Leap runs a one-of-a-kind prison re-entry program for women combining essential employability and life skills, entrepreneurship, self-love, and mentorship.

LEAP empowers incarcerated women through…..

  • 300+ hours of holistic in-prison education and mentorship
  • Employability and life skills classes
  • Trauma informed substance abuse programming
  • Post-release housing and employment support
  • On-going advocacy and life-long community

LEAP begins with an orientation session open to any woman scheduled to be released from a Florida State Prison in 12-18 months. Those who are interested complete an application and interview process and must demonstrate their willingness to change and to do the work. The Florida Department of Corrections transfers the women who are selected to the Homestead Correctional Institution here in South Florida where the classes take place.
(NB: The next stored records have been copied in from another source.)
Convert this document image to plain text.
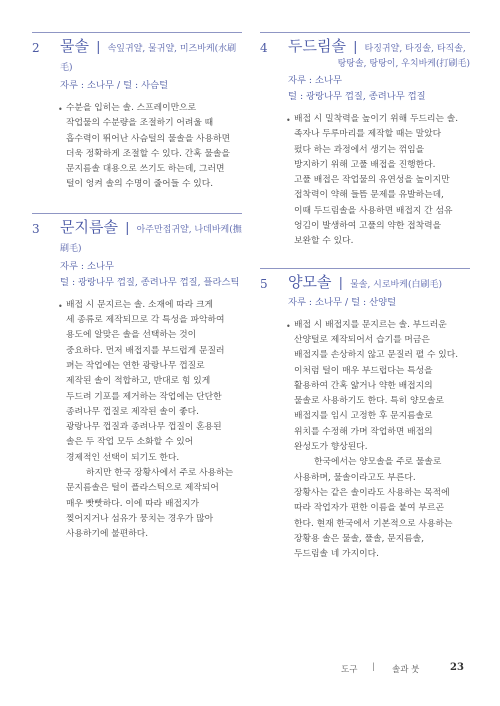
2 물솔 | 속잎귀얄, 물귀얄, 미즈바케(水刷毛)
자루 : 소나무 / 털 : 사슴털
• 수분을 입히는 솔. 스프레이만으로
작업물의 수분량을 조절하기 어려울 때
흡수력이 뛰어난 사슴털의 물솔을 사용하면
더욱 정확하게 조절할 수 있다. 간혹 물솔을
문지름솔 대용으로 쓰기도 하는데, 그러면
털이 엉켜 솔의 수명이 줄어들 수 있다.

3 문지름솔 | 아주만접귀얄, 나데바케(撫刷毛)
자루 : 소나무
털 : 광랑나무 껍질, 종려나무 껍질, 플라스틱
• 배접 시 문지르는 솔. 소재에 따라 크게
세 종류로 제작되므로 각 특성을 파악하여
용도에 알맞은 솔을 선택하는 것이
중요하다. 먼저 배접지를 부드럽게 문질러
펴는 작업에는 연한 광랑나무 껍질로
제작된 솔이 적합하고, 반대로 힘 있게
두드려 기포를 제거하는 작업에는 단단한
종려나무 껍질로 제작된 솔이 좋다.
광랑나무 껍질과 종려나무 껍질이 혼용된
솔은 두 작업 모두 소화할 수 있어
경제적인 선택이 되기도 한다.

하지만 한국 장황사에서 주로 사용하는
문지름솔은 털이 플라스틱으로 제작되어
매우 빳빳하다. 이에 따라 배접지가
찢어지거나 섬유가 뭉치는 경우가 많아
사용하기에 불편하다.

4 두드림솔 | 타징귀얄, 타징솔, 타직솔,
탕탕솔, 탕탕이, 우치바케(打刷毛)
자루 : 소나무
털 : 광랑나무 껍질, 종려나무 껍질
• 배접 시 밀착력을 높이기 위해 두드리는 솔.
족자나 두루마리를 제작할 때는 말았다
펐다 하는 과정에서 생기는 꺾임을
방지하기 위해 고풀 배접을 진행한다.
고풀 배접은 작업물의 유연성을 높이지만
접착력이 약해 들뜸 문제를 유발하는데,
이때 두드림솔을 사용하면 배접지 간 섬유
엉김이 발생하여 고풀의 약한 접착력을
보완할 수 있다.

5 양모솔 | 물솔, 시로바케(白刷毛)
자루 : 소나무 / 털 : 산양털
• 배접 시 배접지를 문지르는 솔. 부드러운
산양털로 제작되어서 습기를 머금은
배접지를 손상하지 않고 문질러 펼 수 있다.
이처럼 털이 매우 부드럽다는 특성을
활용하여 간혹 얇거나 약한 배접지의
물솔로 사용하기도 한다. 특히 양모솔로
배접지를 임시 고정한 후 문지름솔로
위치를 수정해 가며 작업하면 배접의
완성도가 향상된다.

한국에서는 양모솔을 주로 물솔로
사용하며, 물솔이라고도 부른다.
장황사는 같은 솔이라도 사용하는 목적에
따라 작업자가 편한 이름을 붙여 부르곤
한다. 현재 한국에서 기본적으로 사용하는
장황용 솔은 물솔, 풀솔, 문지름솔,
두드림솔 네 가지이다.

도구 | 솔과 붓	23
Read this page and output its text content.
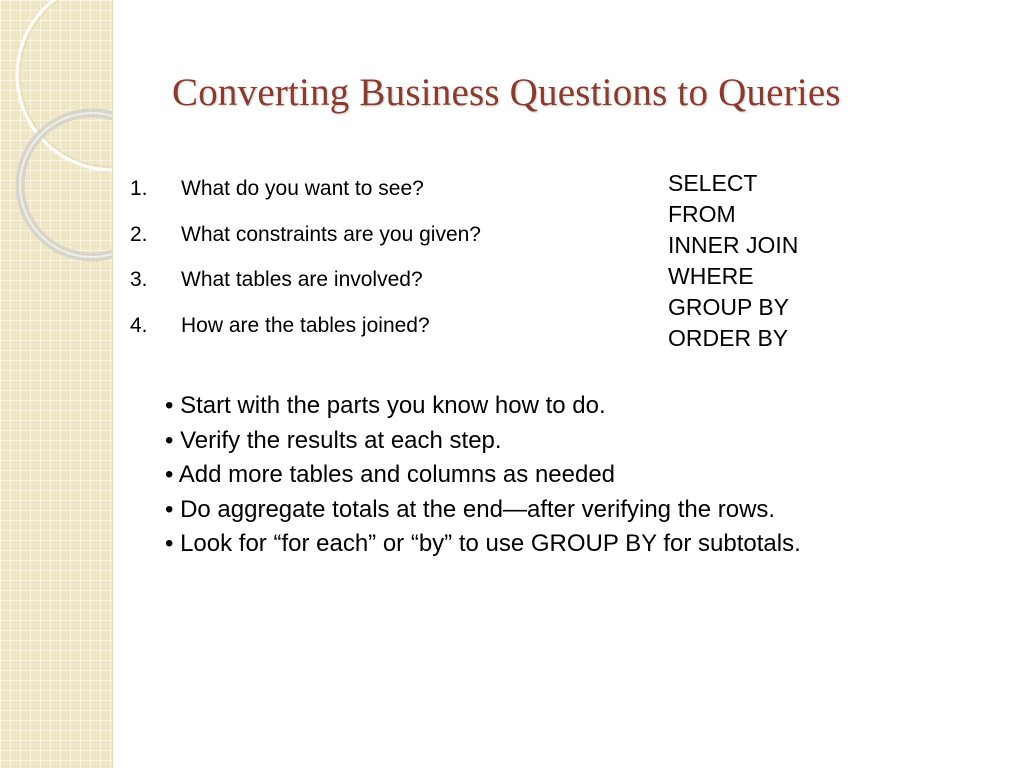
Converting Business Questions to Queries
1.	What do you want to see?
2.	What constraints are you given?
3.	What tables are involved?
4.	How are the tables joined?
SELECT
FROM
INNER JOIN
WHERE
GROUP BY
ORDER BY
• Start with the parts you know how to do.
• Verify the results at each step.
• Add more tables and columns as needed
• Do aggregate totals at the end—after verifying the rows.
• Look for “for each” or “by” to use GROUP BY for subtotals.
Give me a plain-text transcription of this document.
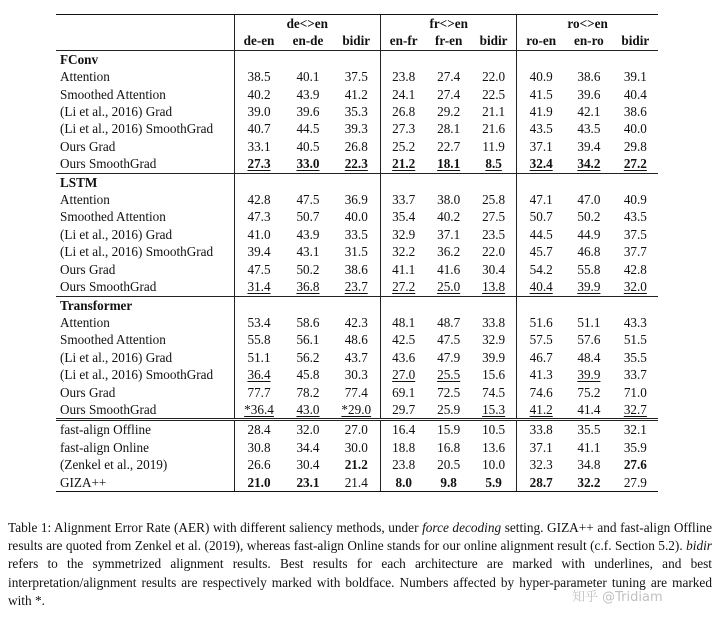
	de<>en			fr<>en			ro<>en		
	de-en	en-de	bidir	en-fr	fr-en	bidir	ro-en	en-ro	bidir
FConv									
Attention	38.5	40.1	37.5	23.8	27.4	22.0	40.9	38.6	39.1
Smoothed Attention	40.2	43.9	41.2	24.1	27.4	22.5	41.5	39.6	40.4
(Li et al., 2016) Grad	39.0	39.6	35.3	26.8	29.2	21.1	41.9	42.1	38.6
(Li et al., 2016) SmoothGrad	40.7	44.5	39.3	27.3	28.1	21.6	43.5	43.5	40.0
Ours Grad	33.1	40.5	26.8	25.2	22.7	11.9	37.1	39.4	29.8
Ours SmoothGrad	27.3	33.0	22.3	21.2	18.1	8.5	32.4	34.2	27.2
LSTM									
Attention	42.8	47.5	36.9	33.7	38.0	25.8	47.1	47.0	40.9
Smoothed Attention	47.3	50.7	40.0	35.4	40.2	27.5	50.7	50.2	43.5
(Li et al., 2016) Grad	41.0	43.9	33.5	32.9	37.1	23.5	44.5	44.9	37.5
(Li et al., 2016) SmoothGrad	39.4	43.1	31.5	32.2	36.2	22.0	45.7	46.8	37.7
Ours Grad	47.5	50.2	38.6	41.1	41.6	30.4	54.2	55.8	42.8
Ours SmoothGrad	31.4	36.8	23.7	27.2	25.0	13.8	40.4	39.9	32.0
Transformer									
Attention	53.4	58.6	42.3	48.1	48.7	33.8	51.6	51.1	43.3
Smoothed Attention	55.8	56.1	48.6	42.5	47.5	32.9	57.5	57.6	51.5
(Li et al., 2016) Grad	51.1	56.2	43.7	43.6	47.9	39.9	46.7	48.4	35.5
(Li et al., 2016) SmoothGrad	36.4	45.8	30.3	27.0	25.5	15.6	41.3	39.9	33.7
Ours Grad	77.7	78.2	77.4	69.1	72.5	74.5	74.6	75.2	71.0
Ours SmoothGrad	*36.4	43.0	*29.0	29.7	25.9	15.3	41.2	41.4	32.7
fast-align Offline	28.4	32.0	27.0	16.4	15.9	10.5	33.8	35.5	32.1
fast-align Online	30.8	34.4	30.0	18.8	16.8	13.6	37.1	41.1	35.9
(Zenkel et al., 2019)	26.6	30.4	21.2	23.8	20.5	10.0	32.3	34.8	27.6
GIZA++	21.0	23.1	21.4	8.0	9.8	5.9	28.7	32.2	27.9
Table 1: Alignment Error Rate (AER) with different saliency methods, under force decoding setting. GIZA++ and fast-align Offline results are quoted from Zenkel et al. (2019), whereas fast-align Online stands for our online alignment result (c.f. Section 5.2). bidir refers to the symmetrized alignment results. Best results for each architecture are marked with underlines, and best interpretation/alignment results are respectively marked with boldface. Numbers affected by hyper-parameter tuning are marked with *.	知乎 @Tridiam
Over an eight-month, 300-hour long program the women learn essential life skills. In addition to the widely-used prison curriculum “Thinking for a Change,” LEAP students also take up journaling and meditation, explore their personal strengths, talk with experts on domestic violence, addiction, co-dependency and learn employability skills and how to start their own business from a Barry University professor in the Entrepreneurial Institute of the Andrea School of Business. Most significantly, during the intensive program, students learn self-acceptance, often for the first time.

Mentors play an important role for each prisoner. They assist during the formal program, for example, helping with research for a business plan. Then they assist after their mentees are released, providing professional support, and often friendship, as LEAP graduates transition back to society.

Post-release, LEAP acts as a bridge to services, housing, and employment.

While learning essential life and employment skills, LEAP’s students really learn how to be self-sufficient, self-confident, and self-caring after they leave prison. This has positive ripple effects throughout their families and communities. Ultimately, the LEAP program helps its graduates transcend the circumstances that landed them in prison. In fact, LEAP’s recidivism rate (percentage who return to prison) is just 6% – compared to two-thirds of ex-prisoners nationally (2005 study, Bureau of Justice Statistics, DOJ).